O ícone, na liturgia bizantina, faz com que a visão adquira certa primazia
sobre a palavra, já que capta o elemento sensível do Verbo encarnado, sob a
forma espiritual e impregnada de santidade, que nos é oferecida pela força do Espírito
Santo. Não substitui os sacramentos, mas, de certo modo, permite-nos já agora
perceber a glória final, revelando-nos a beleza do reino celestial. O
iconógrafo, por isso, deve preparar-se, para a pintura, com orações e jejuns,
com ascese e santidade, pois o ícone é feito para contemplação sensível da
divindade invisível e santa. Através da percepção da santidade, que transparece
na forma sensível, nós ficamos santificados pela força do Espírito Santo.
Enquanto a iconografia oriental sempre indica a unidade entre o divino e o
humano, a arte ocidental prefere acentuar a diferença.

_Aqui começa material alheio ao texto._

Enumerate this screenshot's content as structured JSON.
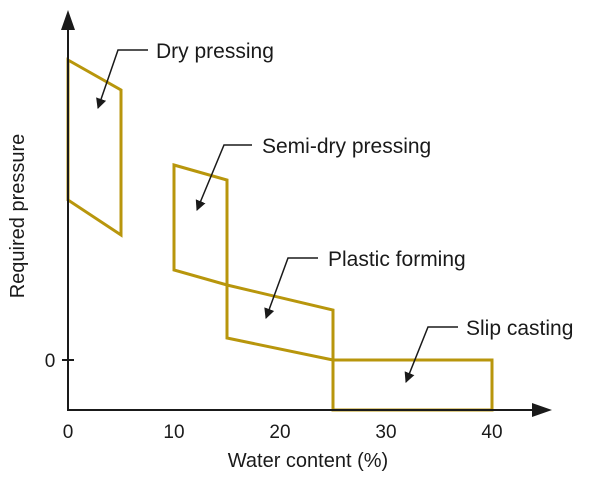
{
  "chart_data": {
    "type": "area",
    "xlabel": "Water content (%)",
    "ylabel": "Required pressure",
    "xlim": [
      0,
      40
    ],
    "x_ticks": [
      0,
      10,
      20,
      30,
      40
    ],
    "y_ticks": [
      0
    ],
    "grid": false,
    "colors": {
      "region": "#b8960c",
      "axis": "#1a1a1a"
    },
    "series": [
      {
        "name": "Dry pressing",
        "water_content_range": [
          0,
          5
        ],
        "polygon": [
          [
            0,
            3.0
          ],
          [
            5,
            2.7
          ],
          [
            5,
            1.25
          ],
          [
            0,
            1.6
          ]
        ]
      },
      {
        "name": "Semi-dry pressing",
        "water_content_range": [
          10,
          15
        ],
        "polygon": [
          [
            10,
            1.95
          ],
          [
            15,
            1.8
          ],
          [
            15,
            0.75
          ],
          [
            10,
            0.9
          ]
        ]
      },
      {
        "name": "Plastic forming",
        "water_content_range": [
          15,
          25
        ],
        "polygon": [
          [
            15,
            0.75
          ],
          [
            25,
            0.5
          ],
          [
            25,
            0
          ],
          [
            15,
            0.22
          ]
        ]
      },
      {
        "name": "Slip casting",
        "water_content_range": [
          25,
          40
        ],
        "polygon": [
          [
            25,
            0
          ],
          [
            40,
            0
          ],
          [
            40,
            -0.5
          ],
          [
            25,
            -0.5
          ]
        ]
      }
    ]
  }
}
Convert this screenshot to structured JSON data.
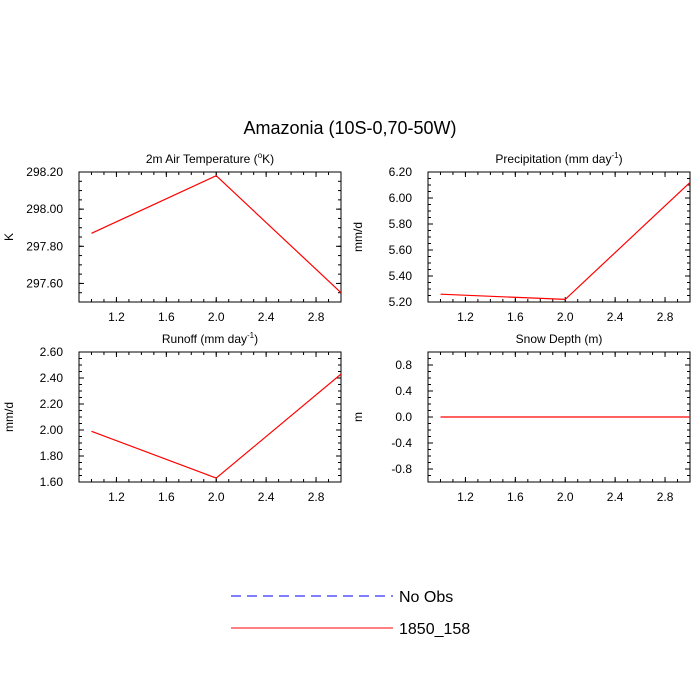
{
  "figure": {
    "title": "Amazonia (10S-0,70-50W)",
    "legend": {
      "placement": "bottom-center",
      "entries": [
        {
          "label": "No Obs",
          "color": "#0000ff",
          "dash": "dashed"
        },
        {
          "label": "1850_158",
          "color": "#ff0000",
          "dash": "solid"
        }
      ]
    }
  },
  "chart_data": [
    {
      "type": "line",
      "title": "2m Air Temperature (",
      "title_sup": "o",
      "title_tail": "K)",
      "ylabel": "K",
      "xlim": [
        0.9,
        3.0
      ],
      "ylim": [
        297.5,
        298.2
      ],
      "xticks": [
        1.2,
        1.6,
        2.0,
        2.4,
        2.8
      ],
      "xtick_labels": [
        "1.2",
        "1.6",
        "2.0",
        "2.4",
        "2.8"
      ],
      "yticks": [
        297.6,
        297.8,
        298.0,
        298.2
      ],
      "ytick_labels": [
        "297.60",
        "297.80",
        "298.00",
        "298.20"
      ],
      "series": [
        {
          "name": "1850_158",
          "color": "#ff0000",
          "x": [
            1,
            2,
            3
          ],
          "y": [
            297.87,
            298.18,
            297.55
          ]
        }
      ]
    },
    {
      "type": "line",
      "title": "Precipitation (mm day",
      "title_sup": "-1",
      "title_tail": ")",
      "ylabel": "mm/d",
      "xlim": [
        0.9,
        3.0
      ],
      "ylim": [
        5.2,
        6.2
      ],
      "xticks": [
        1.2,
        1.6,
        2.0,
        2.4,
        2.8
      ],
      "xtick_labels": [
        "1.2",
        "1.6",
        "2.0",
        "2.4",
        "2.8"
      ],
      "yticks": [
        5.2,
        5.4,
        5.6,
        5.8,
        6.0,
        6.2
      ],
      "ytick_labels": [
        "5.20",
        "5.40",
        "5.60",
        "5.80",
        "6.00",
        "6.20"
      ],
      "series": [
        {
          "name": "1850_158",
          "color": "#ff0000",
          "x": [
            1,
            2,
            3
          ],
          "y": [
            5.26,
            5.22,
            6.12
          ]
        }
      ]
    },
    {
      "type": "line",
      "title": "Runoff (mm day",
      "title_sup": "-1",
      "title_tail": ")",
      "ylabel": "mm/d",
      "xlim": [
        0.9,
        3.0
      ],
      "ylim": [
        1.6,
        2.6
      ],
      "xticks": [
        1.2,
        1.6,
        2.0,
        2.4,
        2.8
      ],
      "xtick_labels": [
        "1.2",
        "1.6",
        "2.0",
        "2.4",
        "2.8"
      ],
      "yticks": [
        1.6,
        1.8,
        2.0,
        2.2,
        2.4,
        2.6
      ],
      "ytick_labels": [
        "1.60",
        "1.80",
        "2.00",
        "2.20",
        "2.40",
        "2.60"
      ],
      "series": [
        {
          "name": "1850_158",
          "color": "#ff0000",
          "x": [
            1,
            2,
            3
          ],
          "y": [
            1.99,
            1.63,
            2.43
          ]
        }
      ]
    },
    {
      "type": "line",
      "title": "Snow Depth (m)",
      "title_sup": "",
      "title_tail": "",
      "ylabel": "m",
      "xlim": [
        0.9,
        3.0
      ],
      "ylim": [
        -1.0,
        1.0
      ],
      "xticks": [
        1.2,
        1.6,
        2.0,
        2.4,
        2.8
      ],
      "xtick_labels": [
        "1.2",
        "1.6",
        "2.0",
        "2.4",
        "2.8"
      ],
      "yticks": [
        -0.8,
        -0.4,
        0.0,
        0.4,
        0.8
      ],
      "ytick_labels": [
        "-0.8",
        "-0.4",
        "0.0",
        "0.4",
        "0.8"
      ],
      "series": [
        {
          "name": "1850_158",
          "color": "#ff0000",
          "x": [
            1,
            2,
            3
          ],
          "y": [
            0,
            0,
            0
          ]
        }
      ]
    }
  ]
}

Ícones são, para os cristãos orientais, mais que
simples exercícios estéticos ou meros instrumentos pedagógicos para a educação
do povo simples. Para a compreensão ortodoxa, os ícones são, ao lado da
proclamação da Palavra e da celebração da Eucaristia, algo como sacramentais,
ou seja, uma forma singular da comunicação do crente com Deus.

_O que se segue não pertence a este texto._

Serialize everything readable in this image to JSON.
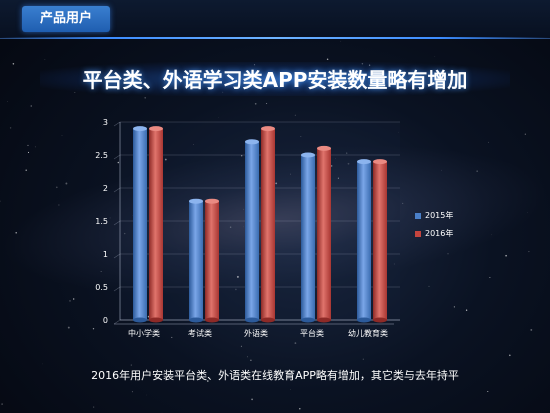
{
  "header": {
    "tab_label": "产品用户"
  },
  "title": "平台类、外语学习类APP安装数量略有增加",
  "caption": "2016年用户安装平台类、外语类在线教育APP略有增加，其它类与去年持平",
  "colors": {
    "series_2015": "#4a7fc8",
    "series_2016": "#c4443e",
    "accent": "#3c8cff"
  },
  "chart_data": {
    "type": "bar",
    "categories": [
      "中小学类",
      "考试类",
      "外语类",
      "平台类",
      "幼儿教育类"
    ],
    "series": [
      {
        "name": "2015年",
        "values": [
          2.9,
          1.8,
          2.7,
          2.5,
          2.4
        ]
      },
      {
        "name": "2016年",
        "values": [
          2.9,
          1.8,
          2.9,
          2.6,
          2.4
        ]
      }
    ],
    "ylim": [
      0,
      3
    ],
    "yticks": [
      "0",
      "0.5",
      "1",
      "1.5",
      "2",
      "2.5",
      "3"
    ],
    "grid": true,
    "legend_position": "right"
  }
}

Para concluir, é ignorância afirmar que os católicos "adoram"
imagens, como é ignorância afirmar que no Antigo Testamento há proibição
absoluta do uso de imagens. Os católicos veneram os santos e imagens,
tributando culto àqueles que são representados pelas imagens; reconhecem que o
Livro do Êxodo proíbe aos judeus a confecção de imagens, porque poderiam
oportunizar a que Israel as adorasse como faziam os povos vizinhos. Mas os
católicos não se prendem fanaticamente a textos isolados por sua escolha. Sabem
que já no Antigo Testamento o Senhor mesmo mandou confeccionar imagens para
sustentar a piedade de Israel. No Novo Testamento, pelo mistério da encarnação,
o próprio se dirige aos homens por meio da figura humana de Jesus. Este ilustra
realidades invisíveis, através das imagens inspiradas pelas coisas visíveis:
parábolas e alegorias.
Capela de "Notre-Dame du Pilier", catedral de Chartres, França. Crédito: Elias Feitosa
Vale citar a palavra de S. João Damasceno: "A beleza e a cor das imagens
estimulam a minha oração. É uma festa para os meus olhos, tanto quanto o
espetáculo do campo estimula meu coração a dar glória a Deus". Ensina o
Catecismo da Igreja Católica: "A contemplação dos ícones santos, associada
à meditação da Palavra de Deus ao canto dos hinos litúrgicos, entra na harmonia
dos sinais da celebração, para que o mistério celebrado se grave na memória do
coração e se exprima em seguida na vida nova dos fiéis" (PG 1162).
Portanto, venerar imagens não contraria o Decálogo do Antigo Testamento e muito
menos o Evangelho de Jesus Cristo. A agressão grotesca às imagens sagradas, como alguns pastores tem estimulado em diferentes partes do Brasil, mostra não só desconhecimento da Bíblia como um todo e da história do
cristianismo, mas desconhece os fundamentos antropológicos da comunicação
humana com o divino.
Se o culto às imagens, às vezes, degenerar em idolatria, não se pode concluir
daí que sempre, ou na maioria das vezes o deverá ser, da mesma maneira que, do
fato de um pastor agredir a sensibilidade dos fiéis de outra Igreja, não se
pode concluir que esta deva sempre ser a atitude de todos os pastores em
relação aos fiéis de outras Igrejas.
O bispo Sérgio von Helder, da Igreja Universal do Reino de Deus, agredindo uma imagem de N. S de Aparecida, em cadeia nacional, durante programa de televisão em 1995.
Ataque à Igreja de N. S. do Carmo, ocorrido em 2014, na cidade de Sacramento, Minas Gerais.
Ataque à Igreja de Santo Afonso, em Carrapateira, Paraíba. 2015.